Similar manipulations plagued Zach Hall, who recently left NIH after three years as the director of NINDS and is now associate dean for research and Lange professor of physiology at UCSF. "I was least prepared for advocacy groups, Congress, and funding issues, primarily around Parkinson's disease," Hall said of his tenure at NIH. One of the incidents he found most astounding involved the request of an advocacy group that NIH forgo its intended release to the press of data showing advances against a particular disease. To mount a campaign for more money, "they needed to de-emphasize success, and they typically inflated patient numbers by a factor of two," he said of some advocacy groups. They also wanted NINDS to support only clinical trials, not basic research.
Former (1980-1988) NCI director Vincent DeVita, now director of the Yale Cancer Center in New Haven, Conn., and professor of medicine and of epidemiology and public health, faulted both "loose-lipped scientists and the desire of reporters for the front page" for overblown headlines and misleading medical news. But DeVita was one of the few people at the conference who defended the "War on Cancer" and castigated the press for dealing with it unfairly when its accomplishments appeared to fall short of its vaunted promise.

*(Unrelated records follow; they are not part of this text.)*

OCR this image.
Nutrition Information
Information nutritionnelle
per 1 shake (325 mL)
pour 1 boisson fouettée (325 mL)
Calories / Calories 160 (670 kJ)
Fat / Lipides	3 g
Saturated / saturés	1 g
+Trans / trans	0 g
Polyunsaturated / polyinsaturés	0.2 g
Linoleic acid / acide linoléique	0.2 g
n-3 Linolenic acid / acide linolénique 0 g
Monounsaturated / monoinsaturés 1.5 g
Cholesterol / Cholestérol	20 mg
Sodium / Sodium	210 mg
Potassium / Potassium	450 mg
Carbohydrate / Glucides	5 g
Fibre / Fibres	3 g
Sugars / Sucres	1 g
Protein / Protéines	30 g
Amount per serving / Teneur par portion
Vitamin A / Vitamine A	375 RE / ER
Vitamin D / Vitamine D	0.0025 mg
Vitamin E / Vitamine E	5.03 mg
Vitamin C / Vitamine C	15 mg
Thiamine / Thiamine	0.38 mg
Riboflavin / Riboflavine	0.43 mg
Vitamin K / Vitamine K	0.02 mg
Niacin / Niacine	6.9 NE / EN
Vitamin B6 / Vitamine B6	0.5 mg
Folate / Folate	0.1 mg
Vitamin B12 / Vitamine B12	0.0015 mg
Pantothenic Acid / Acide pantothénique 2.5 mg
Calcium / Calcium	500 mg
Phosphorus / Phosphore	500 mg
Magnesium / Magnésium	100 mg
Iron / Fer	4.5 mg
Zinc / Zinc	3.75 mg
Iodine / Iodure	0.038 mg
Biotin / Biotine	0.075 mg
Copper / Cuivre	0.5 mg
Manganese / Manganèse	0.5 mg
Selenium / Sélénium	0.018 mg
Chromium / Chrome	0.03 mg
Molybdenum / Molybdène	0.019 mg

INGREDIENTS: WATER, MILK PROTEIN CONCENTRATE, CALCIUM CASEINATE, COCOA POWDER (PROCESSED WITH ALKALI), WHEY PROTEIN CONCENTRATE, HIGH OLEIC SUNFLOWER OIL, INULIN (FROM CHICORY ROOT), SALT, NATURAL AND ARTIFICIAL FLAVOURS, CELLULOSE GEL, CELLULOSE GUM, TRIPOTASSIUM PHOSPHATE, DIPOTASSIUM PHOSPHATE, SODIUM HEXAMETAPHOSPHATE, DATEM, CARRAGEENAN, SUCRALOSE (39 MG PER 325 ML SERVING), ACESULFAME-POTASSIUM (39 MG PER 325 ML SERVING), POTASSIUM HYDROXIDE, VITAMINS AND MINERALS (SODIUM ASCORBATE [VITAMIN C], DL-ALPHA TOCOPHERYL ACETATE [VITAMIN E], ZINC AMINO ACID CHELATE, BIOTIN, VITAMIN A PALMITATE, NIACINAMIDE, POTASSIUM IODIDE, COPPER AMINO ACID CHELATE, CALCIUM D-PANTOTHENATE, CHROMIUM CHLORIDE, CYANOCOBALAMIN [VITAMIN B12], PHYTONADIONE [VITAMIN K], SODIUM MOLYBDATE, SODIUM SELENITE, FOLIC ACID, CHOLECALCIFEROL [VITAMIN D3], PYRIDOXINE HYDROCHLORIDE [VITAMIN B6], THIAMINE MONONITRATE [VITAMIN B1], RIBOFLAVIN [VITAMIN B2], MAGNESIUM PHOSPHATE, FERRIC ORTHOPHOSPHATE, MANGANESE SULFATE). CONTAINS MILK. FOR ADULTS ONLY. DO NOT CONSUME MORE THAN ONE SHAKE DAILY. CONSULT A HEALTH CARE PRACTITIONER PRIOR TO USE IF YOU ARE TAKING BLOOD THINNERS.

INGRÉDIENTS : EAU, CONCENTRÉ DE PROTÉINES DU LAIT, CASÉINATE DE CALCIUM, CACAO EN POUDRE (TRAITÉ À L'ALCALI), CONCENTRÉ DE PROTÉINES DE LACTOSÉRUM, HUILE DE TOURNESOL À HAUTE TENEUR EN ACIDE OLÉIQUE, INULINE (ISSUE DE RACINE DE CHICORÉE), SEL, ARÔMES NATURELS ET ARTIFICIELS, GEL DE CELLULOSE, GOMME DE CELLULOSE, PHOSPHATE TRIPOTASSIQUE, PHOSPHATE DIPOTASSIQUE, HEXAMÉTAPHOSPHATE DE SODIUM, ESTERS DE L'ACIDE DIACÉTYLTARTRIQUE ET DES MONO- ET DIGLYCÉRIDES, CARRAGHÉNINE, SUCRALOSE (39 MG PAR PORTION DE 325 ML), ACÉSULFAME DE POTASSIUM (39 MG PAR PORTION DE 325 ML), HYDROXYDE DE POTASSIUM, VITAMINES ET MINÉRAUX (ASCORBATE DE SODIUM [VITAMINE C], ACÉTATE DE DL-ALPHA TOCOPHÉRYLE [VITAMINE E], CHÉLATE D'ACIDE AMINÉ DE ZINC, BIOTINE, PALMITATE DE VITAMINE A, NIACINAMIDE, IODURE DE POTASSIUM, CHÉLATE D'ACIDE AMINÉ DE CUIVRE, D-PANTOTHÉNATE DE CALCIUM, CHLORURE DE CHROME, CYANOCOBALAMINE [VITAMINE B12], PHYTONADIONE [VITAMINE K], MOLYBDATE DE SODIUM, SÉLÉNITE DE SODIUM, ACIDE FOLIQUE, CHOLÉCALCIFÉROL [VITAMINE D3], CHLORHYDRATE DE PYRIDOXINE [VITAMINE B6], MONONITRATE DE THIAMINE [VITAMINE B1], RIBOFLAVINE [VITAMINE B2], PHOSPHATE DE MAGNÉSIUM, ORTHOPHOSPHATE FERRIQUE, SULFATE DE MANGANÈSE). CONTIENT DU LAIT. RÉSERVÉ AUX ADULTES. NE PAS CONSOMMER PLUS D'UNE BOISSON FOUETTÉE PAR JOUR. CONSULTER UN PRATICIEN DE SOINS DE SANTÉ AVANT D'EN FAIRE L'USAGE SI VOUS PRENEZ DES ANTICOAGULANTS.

The War on Cancer served as the conference's prime example of media hype that backfired, leaving a legacy of unmet goals and public disillusionment.
"Launched with hyperbole" in 1971 with the signing of the National Cancer Act by President Richard Nixon, the War on Cancer was "meant to distract the public from the war in Vietnam," said Eric Rosenthal, conference cochair and director of public affairs at the Fox Chase Cancer Center. "Cancer was an enemy the nation could defeat in the age of Vietnam," he observed, and the "war" against it could capture headlines and news magazine cover stories that proclaimed the victories of the Nixon administration in biomedicine, diverting attention from the body count in the real war. For instance, the words "New Gains in War on Cancer" filled the cover of a Vietnam era issue of U.S. News and World Report save for "Vietnam Showdown" boxed in a corner.

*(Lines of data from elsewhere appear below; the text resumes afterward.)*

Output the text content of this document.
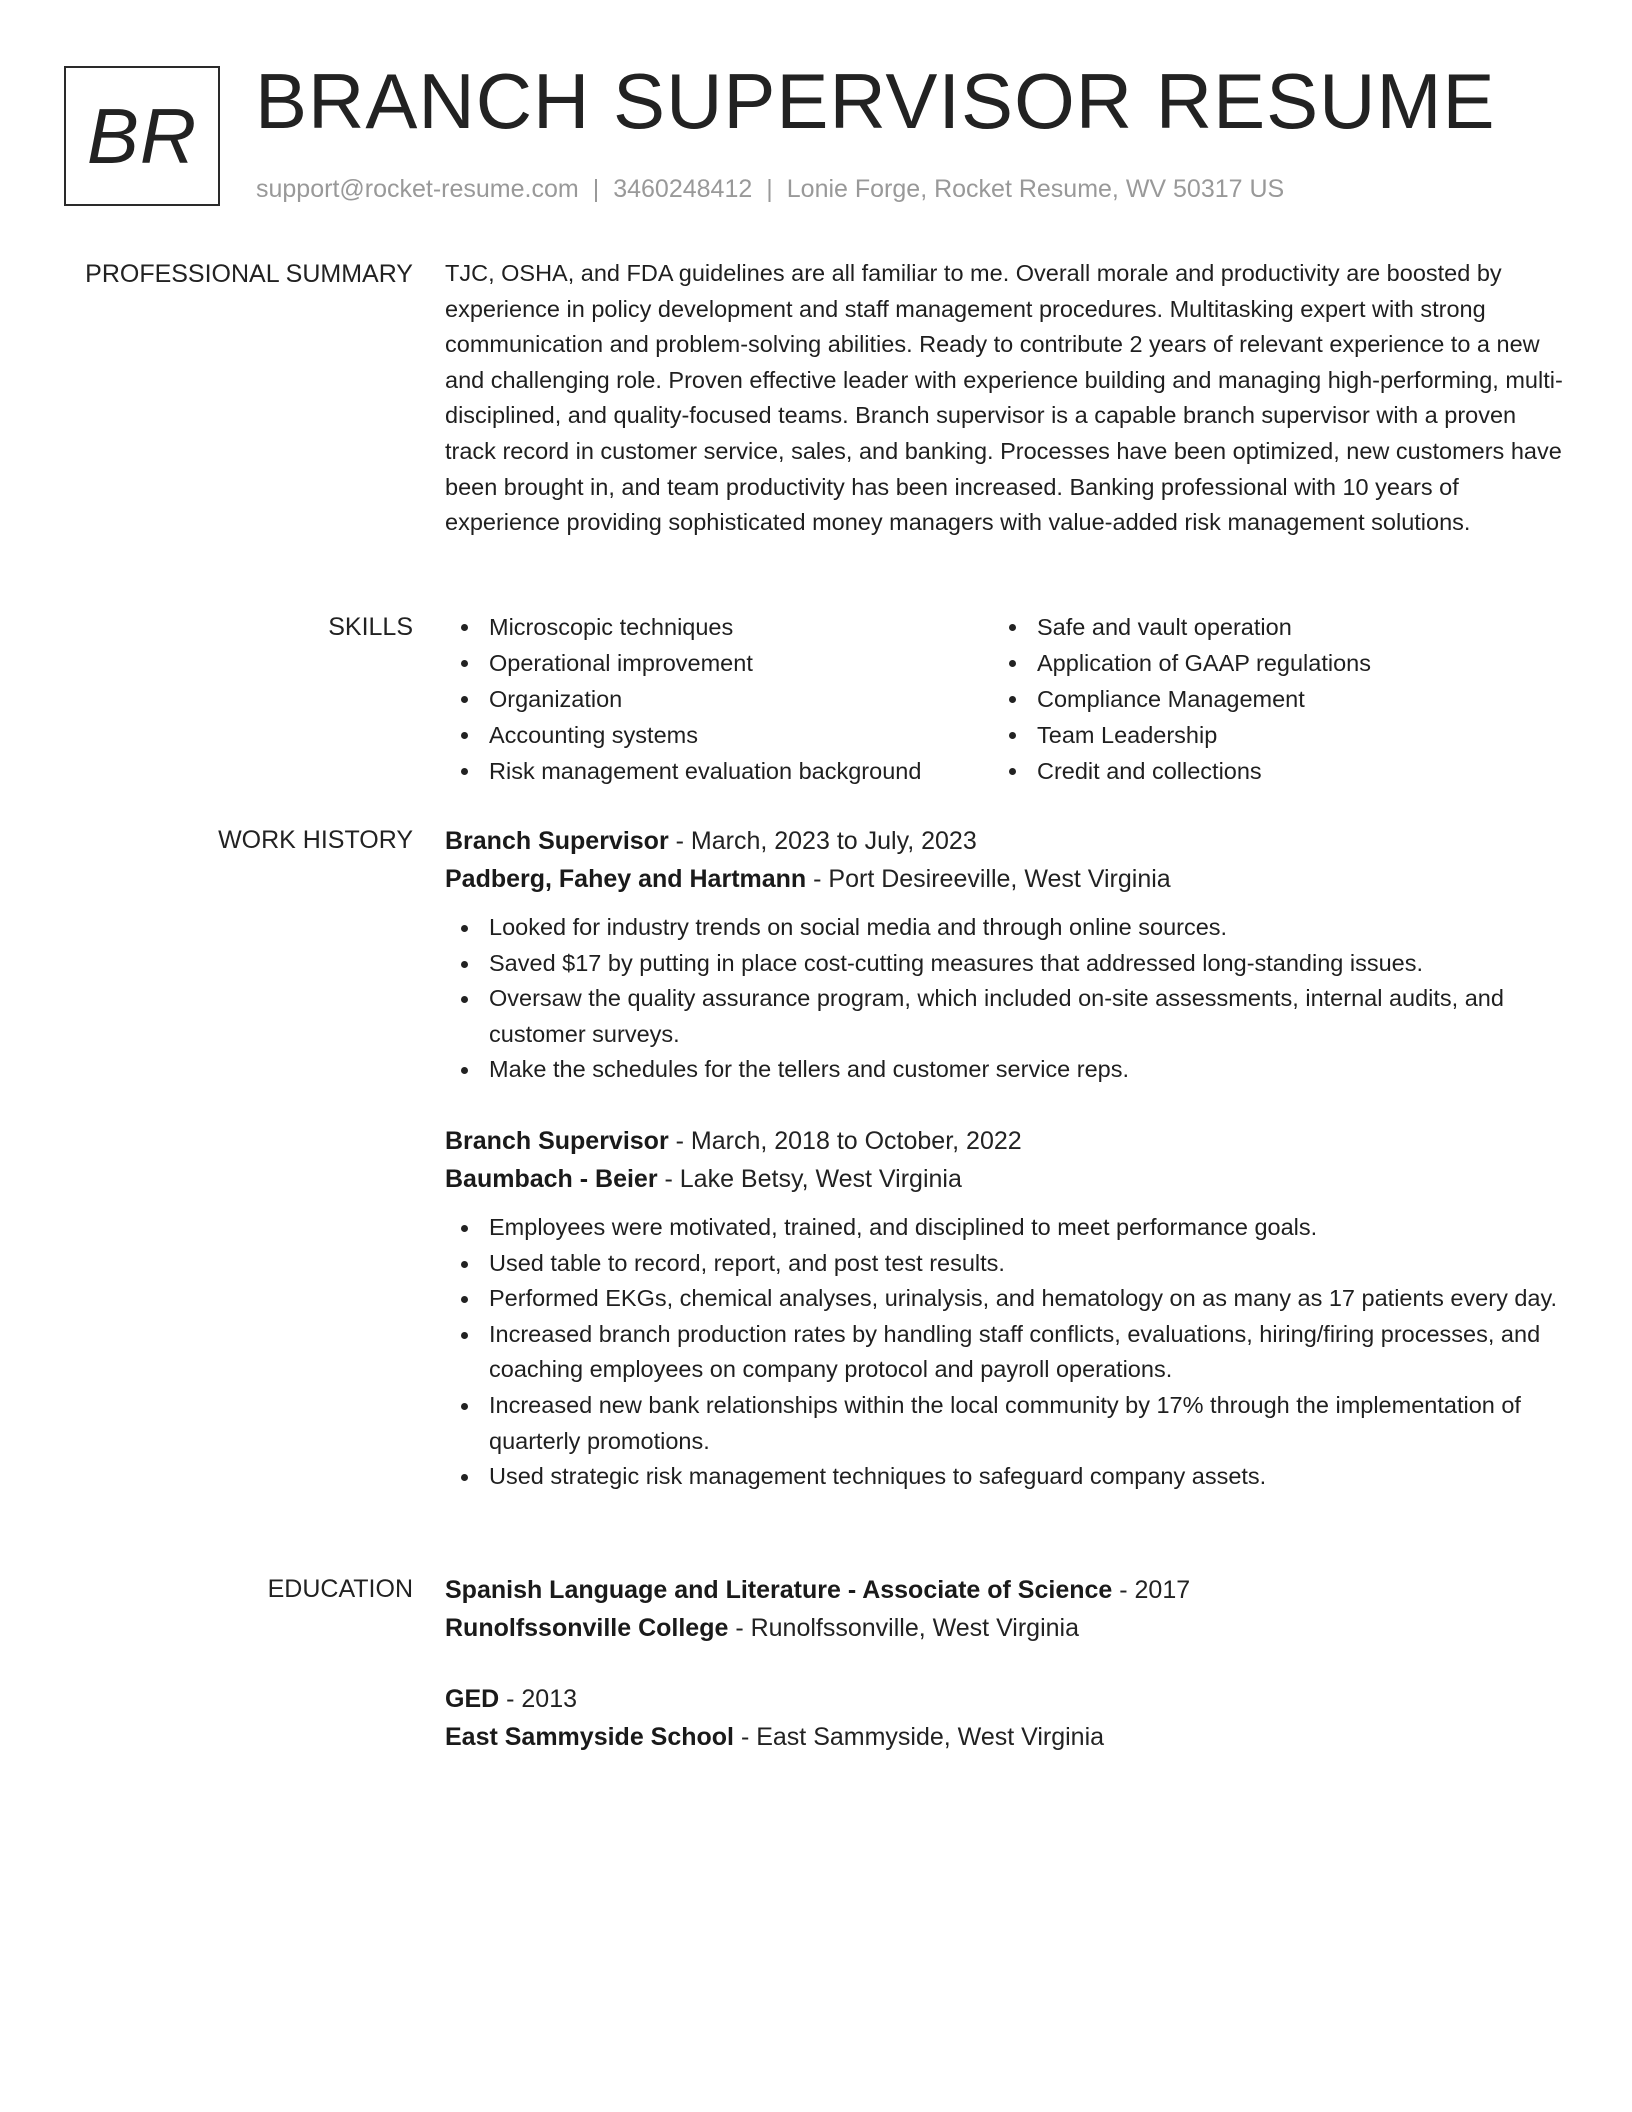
BR BRANCH SUPERVISOR RESUME
support@rocket-resume.com | 3460248412 | Lonie Forge, Rocket Resume, WV 50317 US
PROFESSIONAL SUMMARY TJC, OSHA, and FDA guidelines are all familiar to me. Overall morale and productivity are boosted by experience in policy development and staff management procedures. Multitasking expert with strong communication and problem-solving abilities. Ready to contribute 2 years of relevant experience to a new and challenging role. Proven effective leader with experience building and managing high-performing, multi-disciplined, and quality-focused teams. Branch supervisor is a capable branch supervisor with a proven track record in customer service, sales, and banking. Processes have been optimized, new customers have been brought in, and team productivity has been increased. Banking professional with 10 years of experience providing sophisticated money managers with value-added risk management solutions.

SKILLS	Microscopic techniques
Operational improvement
Organization
Accounting systems
Risk management evaluation background
Safe and vault operation
Application of GAAP regulations
Compliance Management
Team Leadership
Credit and collections
WORK HISTORY Branch Supervisor - March, 2023 to July, 2023
Padberg, Fahey and Hartmann - Port Desireeville, West Virginia
Looked for industry trends on social media and through online sources.
Saved $17 by putting in place cost-cutting measures that addressed long-standing issues.
Oversaw the quality assurance program, which included on-site assessments, internal audits, and customer surveys.
Make the schedules for the tellers and customer service reps.
Branch Supervisor - March, 2018 to October, 2022
Baumbach - Beier - Lake Betsy, West Virginia
Employees were motivated, trained, and disciplined to meet performance goals.
Used table to record, report, and post test results.
Performed EKGs, chemical analyses, urinalysis, and hematology on as many as 17 patients every day.
Increased branch production rates by handling staff conflicts, evaluations, hiring/firing processes, and coaching employees on company protocol and payroll operations.
Increased new bank relationships within the local community by 17% through the implementation of quarterly promotions.
Used strategic risk management techniques to safeguard company assets.
EDUCATION Spanish Language and Literature - Associate of Science - 2017
Runolfssonville College - Runolfssonville, West Virginia
GED - 2013
East Sammyside School - East Sammyside, West Virginia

But the media eventually cloaked both wars in failure, using body count as the benchmark in the cancer war as well. This narrow approach, DeVita charged, undervalued advances that prolonged and improved quality of life. He credited the War on Cancer and the additional money it brought to cancer research with the development of hybridomas, monoclonal antibodies, biologics, radiolabeled antibodies, and antiangiogenesis
approaches. And the scientific yield of the Cancer Virus Program, the first initiative of the War on Cancer, which the media also panned, included discovery of restriction enzymes, reverse transcriptase, the oncogene cascade, and cancer genetics, to name a few. Moreover, he said, even the body count has begun to decline.
It was during his tour of duty as NCI director, DeVita recalled, that he "learned how to deal" with the public and the press. "I was taught by my public affairs officer," Paul Van Nevel, NCI's associate director for cancer communications. "'Be honest,' he told me."